In Memoriam: William J. Weiss

Bill Weiss, 86, one of SABR’s earliest members and a longtime statistician/historian for professional baseball leagues, died of a heart attack on Tuesday, August 16, 2011, in San Mateo, California.

Weiss joined SABR on September 3, 1971, as member No. 34 less than one month after the organization’s founding. By then, he had already spent two decades preparing sketch books for minor and major leagues — with the help of his beloved wife of 56 years, Faye — which contained biographical information and career records for all players in the league.

“At one time, he must have been doing stats for nine different leagues,” said his friend Dick Beverage, former SABR President and founder of the Pacific Coast League Historical Society. “He was a remarkable man. A baseball man; that’s the only way to describe him.”

William J. Weiss was born June 2, 1925, in Chicago, and inherited his love of baseball from his father, who took the 5-year-old to his first game at Wrigley Field in 1930. The precocious youngster began reading The Sporting News when he was 6 and collecting baseball books when he was 8.

He graduated from Hyde Park High in 1942, along with future SABR member George Hilton. Weiss attended Central YMCA College in Chicago for a year and a half, and was a civilian employee of the U.S. Navy for three years.

Weiss landed his first job in professional baseball in 1948, hired by Judge Howard Green — also a future SABR member — to become the statistician for the Class D Longhorn League and box office manager for the Abilene Blue Sox, which Green co-owned.

The following year, Weiss headed West to compile stats for the California and Far West leagues in San Francisco. At the end of the 1949 season, Weiss became statistician for the Pacific Coast League and made his home in San Mateo, where he and Faye raised generations of black cocker spaniels for more than five decades.

As the years passed, Weiss added other leagues as clients: Sunset in 1950, Pioneer and Arizona-Texas in 1952; Longhorn in 1953, Western International and West Texas-New Mexico in 1954, Northwest in 1955 and Western in 1956.  He was statistician for other circuits as well, including the American Association in 1969-70.

For more than a quarter-century, Weiss published a weekly newsletter for the California League and prepared the PCL record book, updating it daily by hand. For a time, he wrote columns for Baseball America.

In 1988, Weiss’ business was purchased by Howe Sportsdata International and he became an executive with the company.

“He was so busy during the baseball season,” Beverage said. “He knew so much about the game and all the people in it.”

One of Weiss’ greatest pleasures was serving as president of the Peninsula Winter League in the San Francisco area from 1959 to 1984. Organized by a group of scouts and financed by several major league teams, the PWL sent numerous players to the big leagues, including Joe Morgan, Willie Stargell and Ken Caminiti.

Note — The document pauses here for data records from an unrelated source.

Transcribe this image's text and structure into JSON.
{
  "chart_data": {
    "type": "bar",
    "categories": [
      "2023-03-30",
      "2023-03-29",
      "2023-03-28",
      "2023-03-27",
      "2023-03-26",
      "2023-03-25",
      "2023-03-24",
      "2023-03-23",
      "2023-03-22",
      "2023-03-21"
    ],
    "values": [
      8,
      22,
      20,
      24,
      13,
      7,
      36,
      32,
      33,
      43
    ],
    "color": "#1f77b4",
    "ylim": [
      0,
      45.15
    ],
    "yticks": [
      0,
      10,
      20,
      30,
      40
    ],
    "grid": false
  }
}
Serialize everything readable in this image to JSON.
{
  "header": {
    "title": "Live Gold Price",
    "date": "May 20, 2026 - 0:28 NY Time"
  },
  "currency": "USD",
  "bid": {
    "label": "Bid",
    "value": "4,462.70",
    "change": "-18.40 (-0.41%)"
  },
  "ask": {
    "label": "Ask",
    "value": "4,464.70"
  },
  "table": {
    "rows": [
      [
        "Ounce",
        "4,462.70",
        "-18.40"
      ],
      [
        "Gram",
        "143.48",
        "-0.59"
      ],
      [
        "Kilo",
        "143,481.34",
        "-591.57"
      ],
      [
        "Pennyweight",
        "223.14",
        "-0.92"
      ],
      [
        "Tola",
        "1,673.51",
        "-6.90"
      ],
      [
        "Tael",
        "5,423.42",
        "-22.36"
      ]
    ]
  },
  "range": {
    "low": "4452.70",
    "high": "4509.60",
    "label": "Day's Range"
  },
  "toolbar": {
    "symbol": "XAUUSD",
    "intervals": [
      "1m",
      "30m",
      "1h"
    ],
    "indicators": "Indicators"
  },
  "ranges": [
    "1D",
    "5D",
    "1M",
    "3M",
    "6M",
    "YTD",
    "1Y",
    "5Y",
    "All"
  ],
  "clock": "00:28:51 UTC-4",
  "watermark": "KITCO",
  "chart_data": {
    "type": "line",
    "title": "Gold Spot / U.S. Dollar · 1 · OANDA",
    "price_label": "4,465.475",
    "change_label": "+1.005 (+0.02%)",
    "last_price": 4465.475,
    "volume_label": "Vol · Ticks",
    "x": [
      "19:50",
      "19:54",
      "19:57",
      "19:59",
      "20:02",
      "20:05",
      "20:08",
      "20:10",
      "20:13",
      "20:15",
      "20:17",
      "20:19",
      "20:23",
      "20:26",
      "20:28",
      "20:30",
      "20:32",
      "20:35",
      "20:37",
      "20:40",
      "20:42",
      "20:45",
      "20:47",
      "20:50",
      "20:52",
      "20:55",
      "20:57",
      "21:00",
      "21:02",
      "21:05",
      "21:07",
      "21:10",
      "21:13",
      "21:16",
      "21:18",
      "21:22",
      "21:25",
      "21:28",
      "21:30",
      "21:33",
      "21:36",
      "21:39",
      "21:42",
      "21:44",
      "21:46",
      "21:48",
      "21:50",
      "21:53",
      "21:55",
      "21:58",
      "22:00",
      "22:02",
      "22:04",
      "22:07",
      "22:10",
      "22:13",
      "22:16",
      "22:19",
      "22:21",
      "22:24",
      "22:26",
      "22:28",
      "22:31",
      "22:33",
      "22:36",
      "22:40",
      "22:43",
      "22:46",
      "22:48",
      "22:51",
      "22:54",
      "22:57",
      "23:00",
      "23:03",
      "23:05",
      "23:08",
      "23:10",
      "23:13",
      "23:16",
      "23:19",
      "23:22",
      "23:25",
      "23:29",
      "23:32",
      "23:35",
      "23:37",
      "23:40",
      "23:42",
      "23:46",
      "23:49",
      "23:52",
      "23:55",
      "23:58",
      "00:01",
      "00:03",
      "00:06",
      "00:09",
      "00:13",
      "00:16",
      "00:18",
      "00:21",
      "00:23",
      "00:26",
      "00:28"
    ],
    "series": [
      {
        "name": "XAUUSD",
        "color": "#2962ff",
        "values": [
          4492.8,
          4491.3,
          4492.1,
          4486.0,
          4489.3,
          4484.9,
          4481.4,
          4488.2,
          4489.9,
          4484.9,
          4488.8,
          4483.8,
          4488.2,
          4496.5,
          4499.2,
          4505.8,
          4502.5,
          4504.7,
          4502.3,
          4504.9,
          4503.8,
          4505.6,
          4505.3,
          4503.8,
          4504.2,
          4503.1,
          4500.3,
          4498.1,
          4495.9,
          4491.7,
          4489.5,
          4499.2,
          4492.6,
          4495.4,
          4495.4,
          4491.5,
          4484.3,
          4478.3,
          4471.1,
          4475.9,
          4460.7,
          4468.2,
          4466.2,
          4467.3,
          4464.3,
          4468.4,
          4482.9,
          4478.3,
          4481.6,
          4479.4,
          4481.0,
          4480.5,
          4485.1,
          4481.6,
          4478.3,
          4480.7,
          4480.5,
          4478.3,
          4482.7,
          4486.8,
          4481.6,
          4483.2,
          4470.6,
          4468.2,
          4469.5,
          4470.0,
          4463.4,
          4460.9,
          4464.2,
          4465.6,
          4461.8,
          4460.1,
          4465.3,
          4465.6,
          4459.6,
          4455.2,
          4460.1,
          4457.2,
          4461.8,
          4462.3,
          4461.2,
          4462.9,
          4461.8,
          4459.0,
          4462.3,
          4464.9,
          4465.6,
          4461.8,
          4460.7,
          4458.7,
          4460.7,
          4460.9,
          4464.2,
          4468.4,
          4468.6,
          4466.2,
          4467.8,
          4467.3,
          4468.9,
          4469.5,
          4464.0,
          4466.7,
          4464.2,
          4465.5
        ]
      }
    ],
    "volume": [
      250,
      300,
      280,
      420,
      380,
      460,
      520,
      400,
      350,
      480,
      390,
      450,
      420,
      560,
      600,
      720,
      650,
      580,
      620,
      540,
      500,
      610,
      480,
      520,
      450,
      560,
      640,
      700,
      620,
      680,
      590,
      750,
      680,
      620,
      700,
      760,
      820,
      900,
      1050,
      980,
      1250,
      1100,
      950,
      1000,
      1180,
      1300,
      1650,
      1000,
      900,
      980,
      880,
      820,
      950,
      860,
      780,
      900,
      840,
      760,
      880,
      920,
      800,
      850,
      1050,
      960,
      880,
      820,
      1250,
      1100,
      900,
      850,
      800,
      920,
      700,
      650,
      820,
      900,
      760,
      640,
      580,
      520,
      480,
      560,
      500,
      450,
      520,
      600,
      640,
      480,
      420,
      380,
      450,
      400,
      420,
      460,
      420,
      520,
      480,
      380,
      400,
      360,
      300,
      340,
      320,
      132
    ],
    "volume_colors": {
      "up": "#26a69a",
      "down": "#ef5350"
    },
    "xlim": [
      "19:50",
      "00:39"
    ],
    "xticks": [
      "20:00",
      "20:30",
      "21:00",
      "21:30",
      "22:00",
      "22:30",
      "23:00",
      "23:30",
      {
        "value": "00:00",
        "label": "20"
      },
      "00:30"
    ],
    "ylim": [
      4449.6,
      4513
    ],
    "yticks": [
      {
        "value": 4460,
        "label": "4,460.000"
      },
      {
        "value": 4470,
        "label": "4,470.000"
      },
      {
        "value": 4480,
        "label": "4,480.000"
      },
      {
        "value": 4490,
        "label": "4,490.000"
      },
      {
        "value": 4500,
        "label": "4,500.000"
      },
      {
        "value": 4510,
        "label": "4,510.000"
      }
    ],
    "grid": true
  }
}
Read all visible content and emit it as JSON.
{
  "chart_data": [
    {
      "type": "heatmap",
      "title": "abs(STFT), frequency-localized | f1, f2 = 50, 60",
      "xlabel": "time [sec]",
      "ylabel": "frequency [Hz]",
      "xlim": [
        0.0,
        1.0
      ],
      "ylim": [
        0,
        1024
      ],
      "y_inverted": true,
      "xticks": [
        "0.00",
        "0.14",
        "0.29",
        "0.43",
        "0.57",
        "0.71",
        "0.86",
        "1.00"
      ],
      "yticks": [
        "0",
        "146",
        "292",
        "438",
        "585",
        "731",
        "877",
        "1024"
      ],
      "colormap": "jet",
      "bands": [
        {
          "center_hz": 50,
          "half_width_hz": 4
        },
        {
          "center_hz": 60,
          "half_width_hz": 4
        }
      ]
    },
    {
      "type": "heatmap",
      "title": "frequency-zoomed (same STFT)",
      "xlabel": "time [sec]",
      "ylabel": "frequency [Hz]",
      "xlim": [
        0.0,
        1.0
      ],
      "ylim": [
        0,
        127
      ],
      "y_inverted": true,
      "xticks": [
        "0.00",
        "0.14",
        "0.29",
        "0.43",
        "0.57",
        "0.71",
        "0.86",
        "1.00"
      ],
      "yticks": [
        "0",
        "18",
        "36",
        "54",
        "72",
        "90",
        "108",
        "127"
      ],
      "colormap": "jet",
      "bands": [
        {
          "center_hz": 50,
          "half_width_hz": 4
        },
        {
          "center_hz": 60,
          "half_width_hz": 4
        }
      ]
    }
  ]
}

Weiss was the longtime secretary-treasurer of the Professional Baseball Scouts of Northern California, and served many years as the National Association’s representative on the Scoring Rules Committee, along with such luminaries as Seymour Siwoff, Jerome Holtzman, Jack Lang and Red Foley.

In addition to more than 200 of the statistical record books he compiled, Weiss also possessed an extensive collection of baseball memorabilia, including a large run of World Series programs and most editions of The Sporting News dating to 1914.

Weiss received the SABR Salute in 1997. In 2004, he was honored with the Baseball Reliquary’s Tony Salin Memorial Award, which recognizes a person who dedicates his or her life to baseball history.

According to Beverage, no services are planned at this time. In lieu of flowers, please consider a memorial donation in Weiss’ name to the Animal Rescue Foundation or the American Society for the Prevention of Cruelty of Animals.